By James J. Baxter, NMA Founder
There comes a time when you know too much about a subject. A sure sign of this happening is when you’re no longer able to answer a simple question on that subject without confusing the questioner. I’ve come to that point when it comes to talking about speed limits and their effect on highway safety.
The signs are all there. Reporters that get a blank stare on their faces when I state our position. Interviewers that ask the same question six times and still don’t grasp the answers. And, quotes in newspaper articles that don’t remotely reflect what I said. It’s tempting to blame the “messenger,” but I’m the one with the message to sell and it ought to be packaged up in a way anyone can quickly grasp it.
I suspect I am not the only NMA spokesperson with this problem. I’ve given this a lot of thought and the following is my attempt to boil down certain basic truths, concepts, and arguments to their essential elements. Some of these topics have broader application than just speed limits.
Fatalities versus fatality rates.
Our opponents frequently use raw fatalities to bolster their arguments in favor of anti-motorist regulations. These are usually large numbers which impress the ill-informed and the ignorant. They are also relatively useless when it comes to analyzing trends or “cause and effect” relationships.
Fatality rates based on 100 million vehicle-miles traveled (vmt) are the more legitimate way to measure trends and “cause and effect” relationships. Here’s a simple way to explain this to a reporter or legislator. If we took 100 people who averaged 10,000 miles per year and the group experienced two fatalities, we would have a FATALITY RATE of “2” per one million miles travelled. If we doubled the number of people who also drove 10,000 miles and all else was equal, we would probably see 4 fatalities, but the fatality rate would remain at “2” per one million miles travelled.

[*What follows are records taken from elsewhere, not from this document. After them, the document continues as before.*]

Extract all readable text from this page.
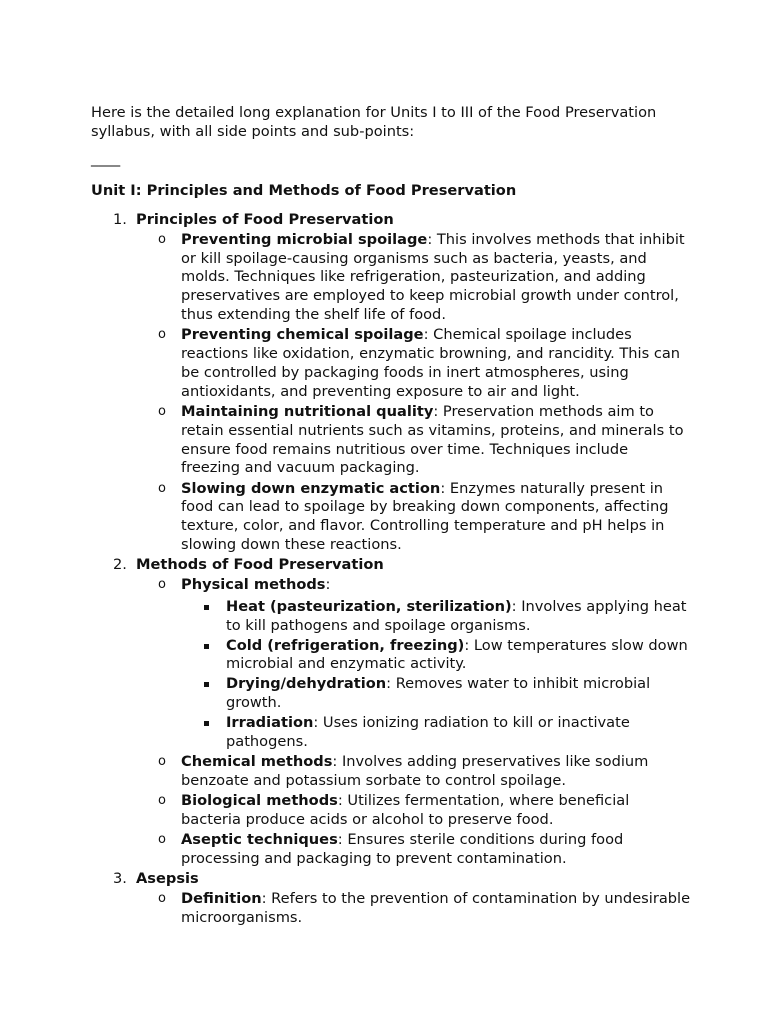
Here is the detailed long explanation for Units I to III of the Food Preservation syllabus, with all side points and sub-points:

____

Unit I: Principles and Methods of Food Preservation
1. Principles of Food Preservation
o Preventing microbial spoilage: This involves methods that inhibit or kill spoilage-causing organisms such as bacteria, yeasts, and molds. Techniques like refrigeration, pasteurization, and adding preservatives are employed to keep microbial growth under control, thus extending the shelf life of food.
o Preventing chemical spoilage: Chemical spoilage includes reactions like oxidation, enzymatic browning, and rancidity. This can be controlled by packaging foods in inert atmospheres, using antioxidants, and preventing exposure to air and light.
o Maintaining nutritional quality: Preservation methods aim to retain essential nutrients such as vitamins, proteins, and minerals to ensure food remains nutritious over time. Techniques include freezing and vacuum packaging.
o Slowing down enzymatic action: Enzymes naturally present in food can lead to spoilage by breaking down components, affecting texture, color, and flavor. Controlling temperature and pH helps in slowing down these reactions.
2. Methods of Food Preservation
o Physical methods:
Heat (pasteurization, sterilization): Involves applying heat to kill pathogens and spoilage organisms.
Cold (refrigeration, freezing): Low temperatures slow down microbial and enzymatic activity.
Drying/dehydration: Removes water to inhibit microbial growth.
Irradiation: Uses ionizing radiation to kill or inactivate pathogens.
o Chemical methods: Involves adding preservatives like sodium benzoate and potassium sorbate to control spoilage.
o Biological methods: Utilizes fermentation, where beneficial bacteria produce acids or alcohol to preserve food.
o Aseptic techniques: Ensures sterile conditions during food processing and packaging to prevent contamination.
3. Asepsis
o Definition: Refers to the prevention of contamination by undesirable microorganisms.
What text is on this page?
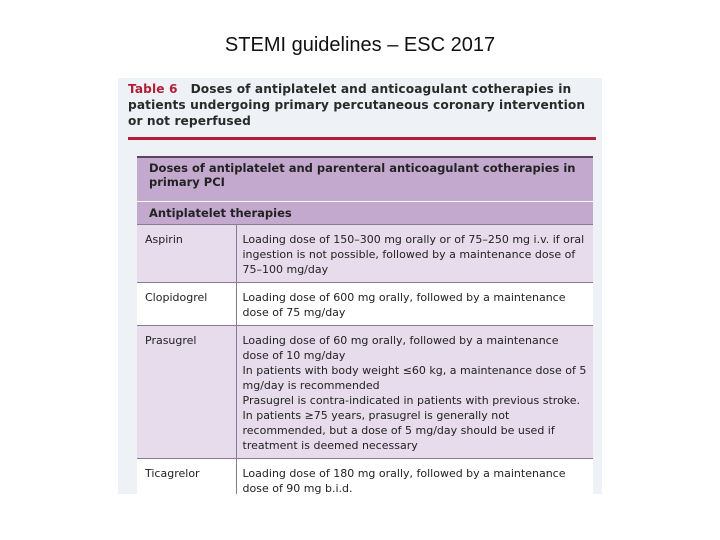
STEMI guidelines – ESC 2017
Table 6 Doses of antiplatelet and anticoagulant cotherapies in patients undergoing primary percutaneous coronary intervention or not reperfused
Doses of antiplatelet and parenteral anticoagulant cotherapies in primary PCI	
Antiplatelet therapies	
Aspirin	Loading dose of 150–300 mg orally or of 75–250 mg i.v. if oral ingestion is not possible, followed by a maintenance dose of 75–100 mg/day

Clopidogrel	Loading dose of 600 mg orally, followed by a maintenance dose of 75 mg/day

Prasugrel	Loading dose of 60 mg orally, followed by a maintenance dose of 10 mg/day

In patients with body weight ≤60 kg, a maintenance dose of 5 mg/day is recommended

Prasugrel is contra-indicated in patients with previous stroke. In patients ≥75 years, prasugrel is generally not recommended, but a dose of 5 mg/day should be used if treatment is deemed necessary

Ticagrelor	Loading dose of 180 mg orally, followed by a maintenance dose of 90 mg b.i.d.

Our opponents would argue that the world is about to end we have just experienced a 100% increase in highway fatalities! Of course this is nonsense and any reasonable person would recognize that fact.
Our highways are becoming more dangerous, especially with higher speeds.
In the early 1920’s, our highway accident fatality rate was estimated at 25 per 100 million vehicle miles traveled. If that rate prevailed today, we would experience 700,000 motor vehicle fatalities a year! Tell me we haven’t made dramatic improvements on the highway safety front! Nevertheless, the self-appointed safety establishment persists in using fluctuations in annual fatalities to support their contentions. If the fatalities go up, it’s because motorists aren’t heeding their advice. If the fatalities go down, it’s because their latest campaign was such a great success. In reality, most “safety campaigns” have little material impact on the rise or fall in fatalities.
I have said this before, but it merits repeating: The overwhelming cause of the tremendous reduction in the highway fatality rate is better vehicles and better highways. Consider this single example. In the 1930’s, one-third of all fatal accidents were attributed to vehicle equipment failure, usually tires or brakes. Today, only one to two percent of fatal accidents relate to an equipment failure. Similar results can be witnessed when comparing the fatal accident rates on modern Interstates and the old two-lane highways they replaced.
Speed limits can and should be used to control overall traffic speeds.
This myth haunts us like bad breath after a night of beer, pizza, and cigars. Speed limits have virtually no influence on regulating general traffic speeds. The only legitimate function of speed limits is to delineate at what point reasonably competent drivers exceed the safe speed for a given roadway. If the speed limit is properly set, it can serve as a useful form of information as well as a “trigger” for enforcement action. The speed limit will only function if it is set to reflect prevailing speeds. For too long we have suffered under the cart before the horse illusion that speed limits can dictate prevailing speeds. We have just concluded a 22-year-long experiment that has unequivocally proven that speed limits do not determine traffic speeds.
Forty years of brainwashing have made it exceedingly difficult to make this distinction clear and understandable. Rural speed limits did not come into wide use until after the Second World War. The early motivation was largely a desire to curtail true “high flyers” and to take some of the subjectivity out of speed enforcement. Reasonable and prudent has great allure until the local sheriff decides anything over 45 mph is imprudent. Motorists wanted a benchmark almost as bad as did the police and the courts.
The ensuing expansion of speed limits was not a smooth and seamless process, but from it came research that is just as valid today as it was in the 1950’s. The vast majority of drivers can be expected to travel at safe and reasonable speeds, regardless of posted speed limits. The faster group of drivers, still driving at reasonable speeds (i.e. the 85th to 90th percentile), will experience the fewest accidents per mile driven. Those drivers traveling significantly slower or significantly faster than the 85th percentile group experience far more accidents.
Here’s the message to drill home:
Speed limits should be based on the highest travel speeds of the vast majority of safe and reasonable motorists. The reverse, attempting to dictate travel speeds through the use of speed limits, has not and will not work, and will, in all likelihood, diminish traffic safety.